Mark Zuckerberg acknowledged the possibility of an AI bubble “definitely” in September 2025, then spent $72 billion anyway. This is not irrationality. It is game theory. If AI really does create winner-take-most outcomes, slowing down is a bet that the platform shift is smaller than your competitors believe. Most boards are not willing to make that bet. So everyone keeps spending, and as I wrote last week, every bulge bracket bank agrees they should.
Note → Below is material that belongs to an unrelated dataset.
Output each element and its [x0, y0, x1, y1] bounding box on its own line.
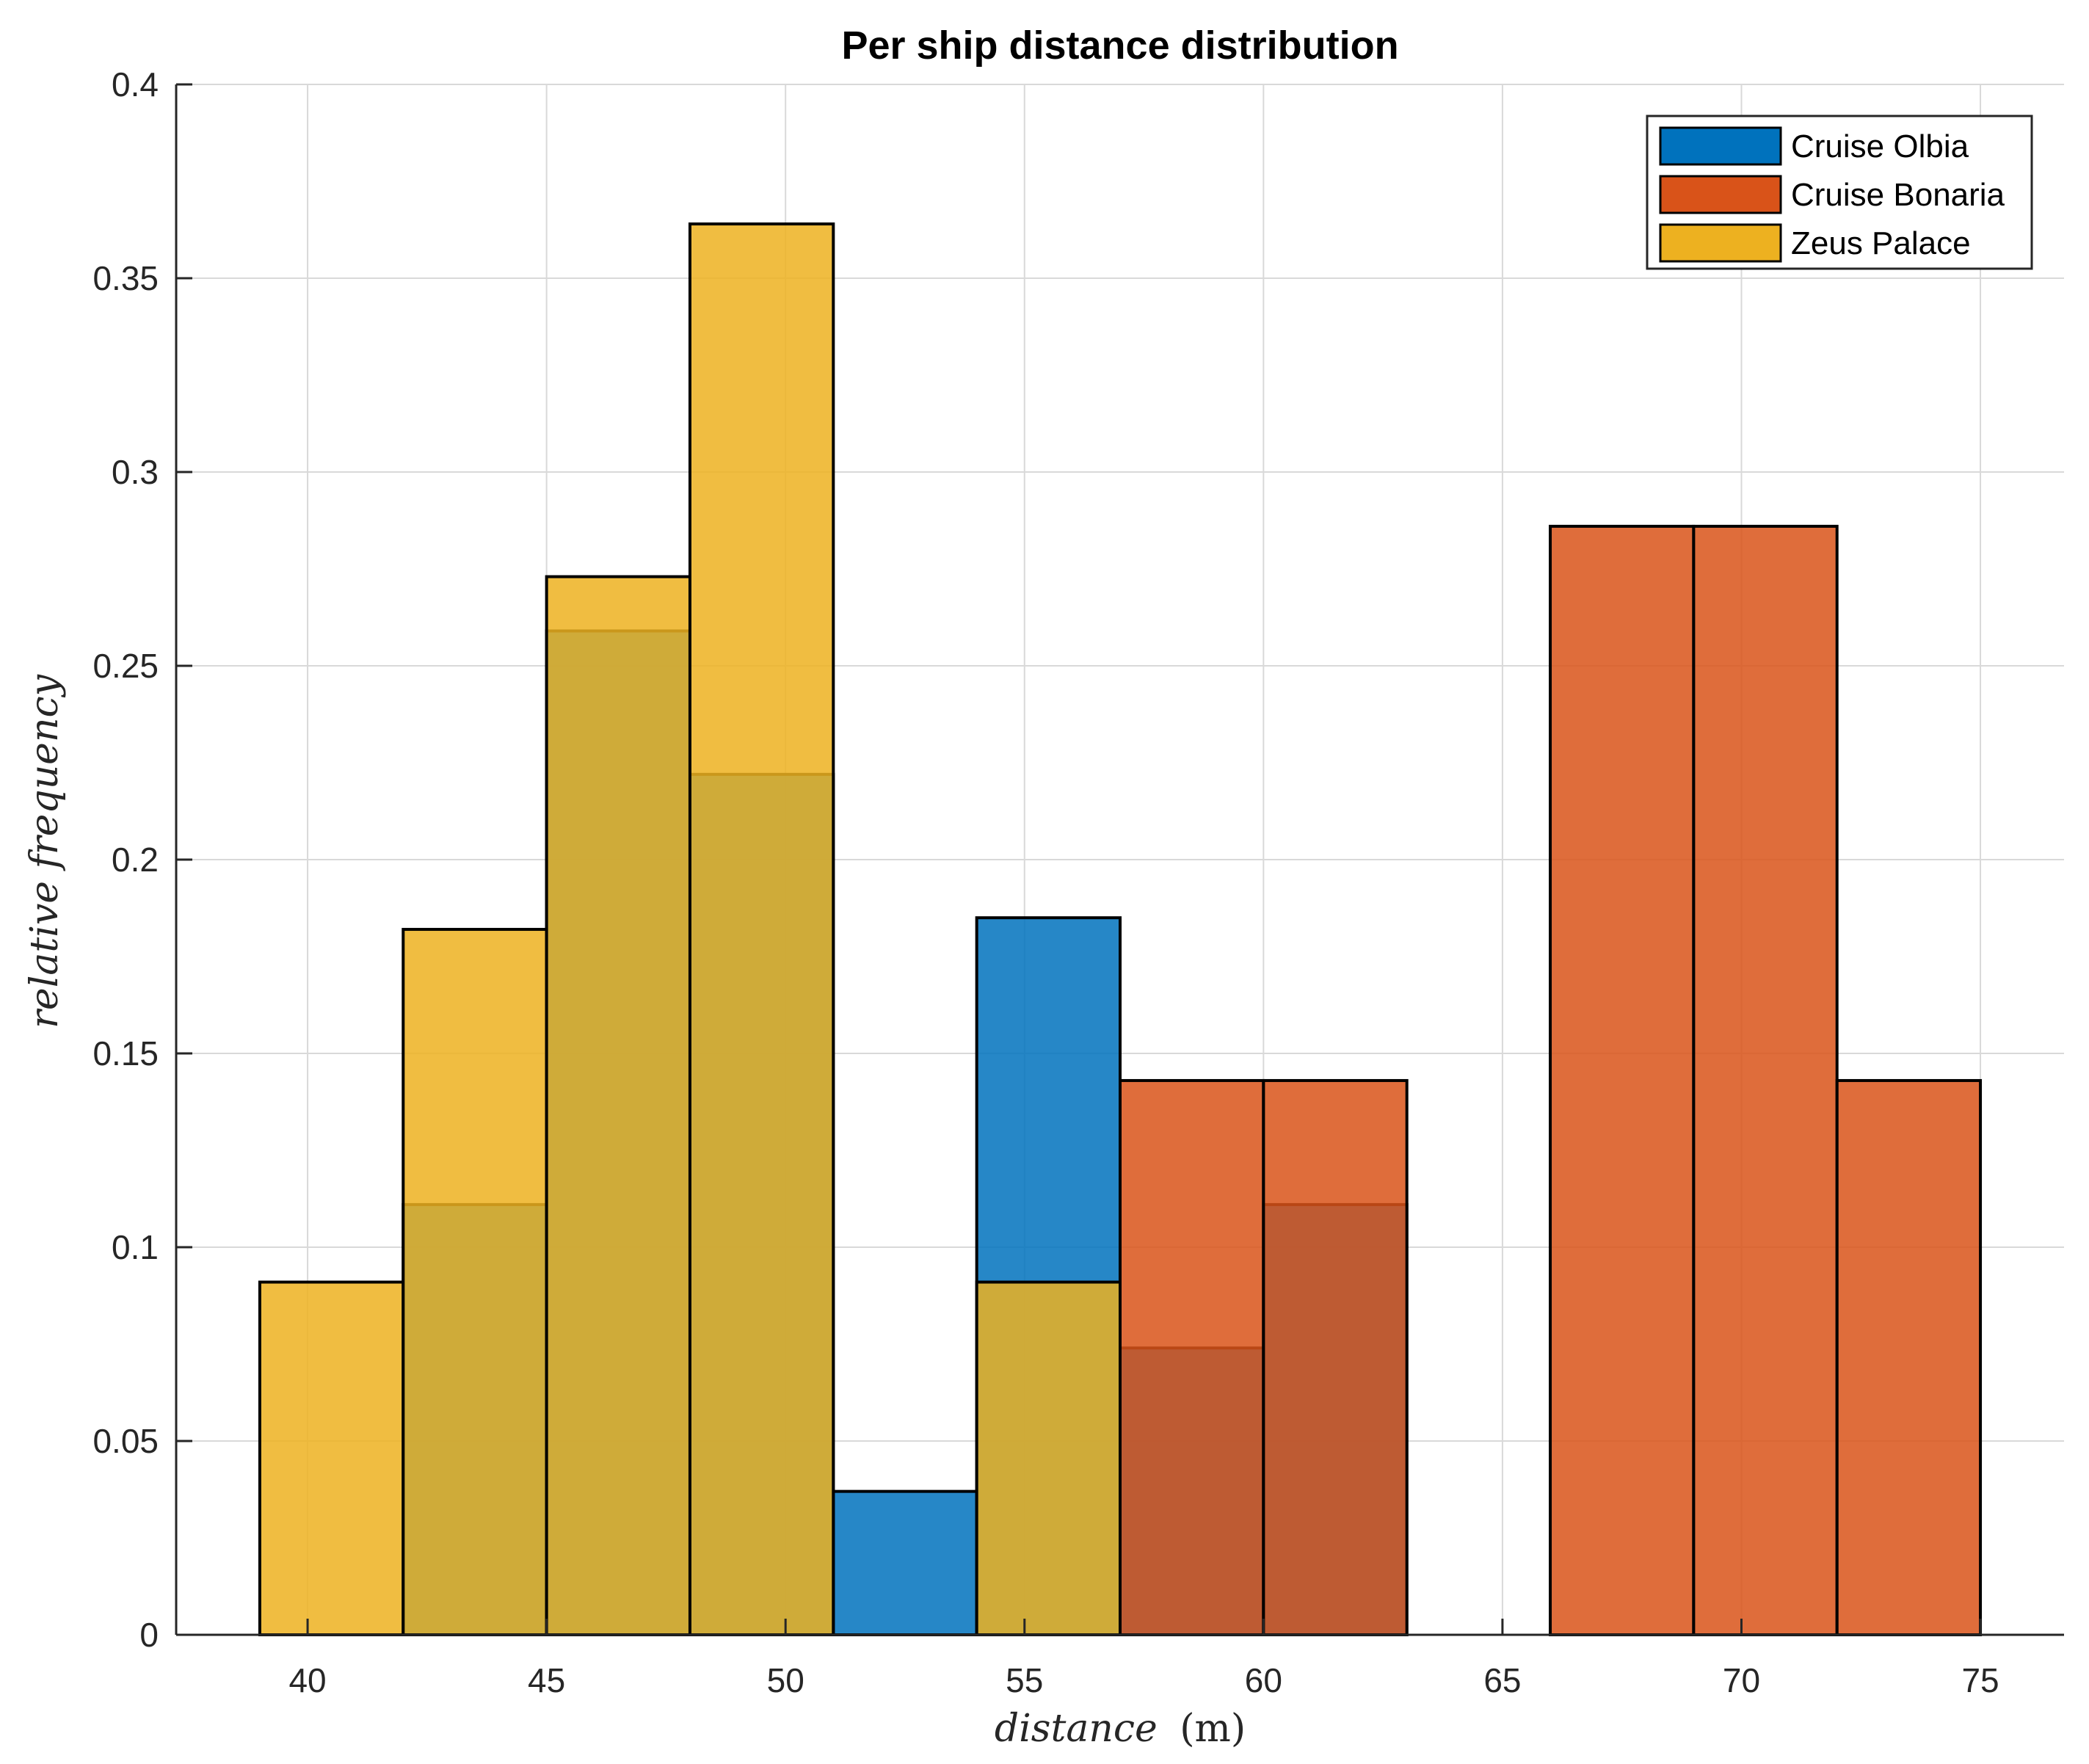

But the same logic drove WorldCom’s Bernie Ebbers. The same logic drove Global Crossing. The specific claim driving the 1990s telecom bubble was that internet traffic was “doubling every 100 days.” It was false: researcher Andrew Odlyzko traced it to misleading WorldCom/UUNET claims, and actual traffic doubled roughly once per year. By 2001, only 5% of installed fiber capacity was in use. The infrastructure eventually ran at capacity; it just took a decade and several dozen bankruptcies to get there.

Howard Marks published a December 2025 memo asking, with characteristic deliberateness, “Is It a Bubble?” He noted hyperscalers’ capex was outpacing revenue momentum and lenders were sweetening terms to keep deal flow alive. J.P. Morgan projects $300 billion in investment-grade bonds for AI data centers in 2026 alone. That is the same fragility that destroyed the telecom builders: cheap debt financing infrastructure before anyone has proved the revenue exists to service it.

Without AI spending, Pantheon Macroeconomics calculated in February 2026, U.S. corporate capex would currently be negative. The entire infrastructure investment story depends on this cycle continuing: total U.S. GDP grew just 1.4% annualized in H1 2025, and AI-related investment accounted for essentially all of it.